La madre es el primer gran amor en la vida de todos los seres humanos.

Un amor que nace de forma natural y al que no renunciamos, aunque ella no esté, o pese a que su presencia sea nociva, y hasta peligrosa, para un hijo. Siempre hay un hilo invisible quede alguna manera u otra nos une a ella. Judith Viorst narra en uno de sus libros el duro caso de un niño de tres años que había sido rociado con alcohol y luego prendido fuego por su propia madre. En la sala de cuidados intensivos, el pequeño solo quería una cosa: que ella viniera a abrazarlo. Así de fuerte es ese lazo primitivo. Sea como sea, amamos a nuestra madre.

Al comienzo de la vida preferimos cualquier sufrimiento, antes que padecer el dolor de no tenerla a nuestro lado. El amor por la madre subsiste en la vida adulta, aunque tomemos nuestro propio rumbo, aunque alcancemos un éxito gigantesco, aunque tengamos dinero, o nos admiren por nuestras proezas. En el fondo siempre queda algo de ese niño que no quiere vivir sin su madre. La madre difícil

De niños, y pese a cualquier prueba de lo contrario, pensamos que nuestra madre es un ser absolutamente perfecto.

De ella solo necesitamos que esté ahí, a nuestro lado. Y si no está, pensamos que tal vez sea culpa nuestra.

Pero las madres no son esos seres totales y perfectos que idealizamos cuando somos pequeños.

No siempre somos completamente bienvenidos a su vida. Las madres también se deprimen, también tienen sus propios problemas. Y aunque el deseo de la mayoría de ellas es darnos lo mejor, a veces no pueden hacerlo. A veces renuncian a hacerlo, o tienen una idea no tan sana de lo que es el bienestar de un hijo.

Muchas madres no están allí cuando sus hijos las necesitan. Deben, o quieren, trabajar fuera de casa y es posible que apenas tengan tiempo para ejercer mediocremente su maternidad. Otras mujeres tienen un rechazo, consciente o inconsciente, hacia la maternidad.

Aún así asumen la tarea de ser madres, pero lo logran solo a medias. Entonces, sus hijos se convierten en el blanco de su inconformidad. Son las madres que no logran ver nada bueno en sus hijos. Nunca son suficientemente obedientes, ni lo suficientemente capaces de hacerla feliz. Así sean los mejores estudiantes, o los deportistas más destacados.
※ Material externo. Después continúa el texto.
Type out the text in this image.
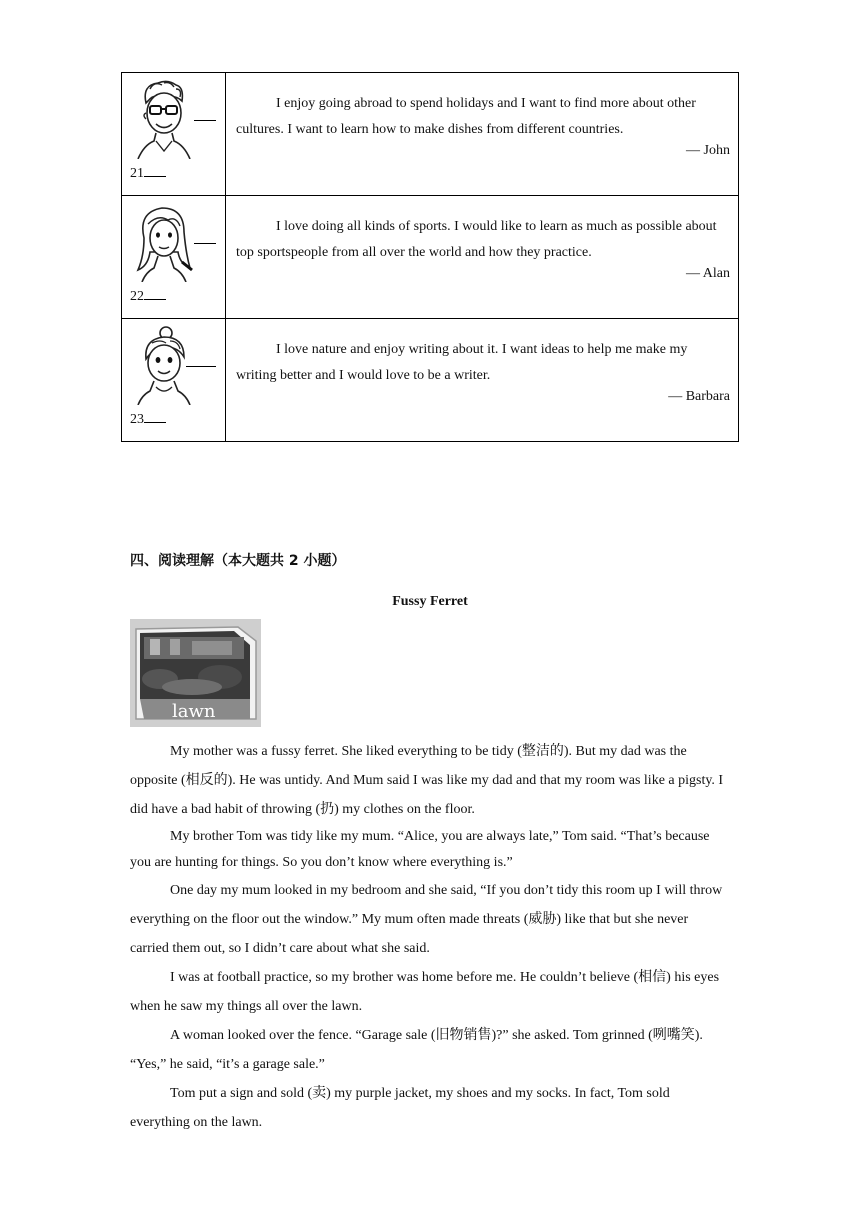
21	I enjoy going abroad to spend holidays and I want to find more about other cultures. I want to learn how to make dishes from different countries.
— John

22	I love doing all kinds of sports. I would like to learn as much as possible about top sportspeople from all over the world and how they practice.
— Alan

23	I love nature and enjoy writing about it. I want ideas to help me make my writing better and I would love to be a writer.
— Barbara
四、阅读理解（本大题共 2 小题）
Fussy Ferret
lawn

My mother was a fussy ferret. She liked everything to be tidy (整洁的). But my dad was the opposite (相反的). He was untidy. And Mum said I was like my dad and that my room was like a pigsty. I did have a bad habit of throwing (扔) my clothes on the floor.

My brother Tom was tidy like my mum. “Alice, you are always late,” Tom said. “That’s because you are hunting for things. So you don’t know where everything is.”

One day my mum looked in my bedroom and she said, “If you don’t tidy this room up I will throw everything on the floor out the window.” My mum often made threats (威胁) like that but she never carried them out, so I didn’t care about what she said.

I was at football practice, so my brother was home before me. He couldn’t believe (相信) his eyes when he saw my things all over the lawn.

A woman looked over the fence. “Garage sale (旧物销售)?” she asked. Tom grinned (咧嘴笑). “Yes,” he said, “it’s a garage sale.”

Tom put a sign and sold (卖) my purple jacket, my shoes and my socks. In fact, Tom sold everything on the lawn.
No importa, nunca están a la altura de sus expectativas.

El rechazo por los hijos a veces también adopta formas insospechadas.

Es el caso de las madres ansiosas, que siempre están imaginando que el niño se va a caer, que el joven va a volverse drogadicto, que la hija va a cometer un error irreparable. En esos casos, el rechazo toma forma de un control extremo. Piensan que educar a sus hijos es mostrarles que el mundo es un lugar plagado de peligros y que su tarea es hacerles ver el lado amenazante.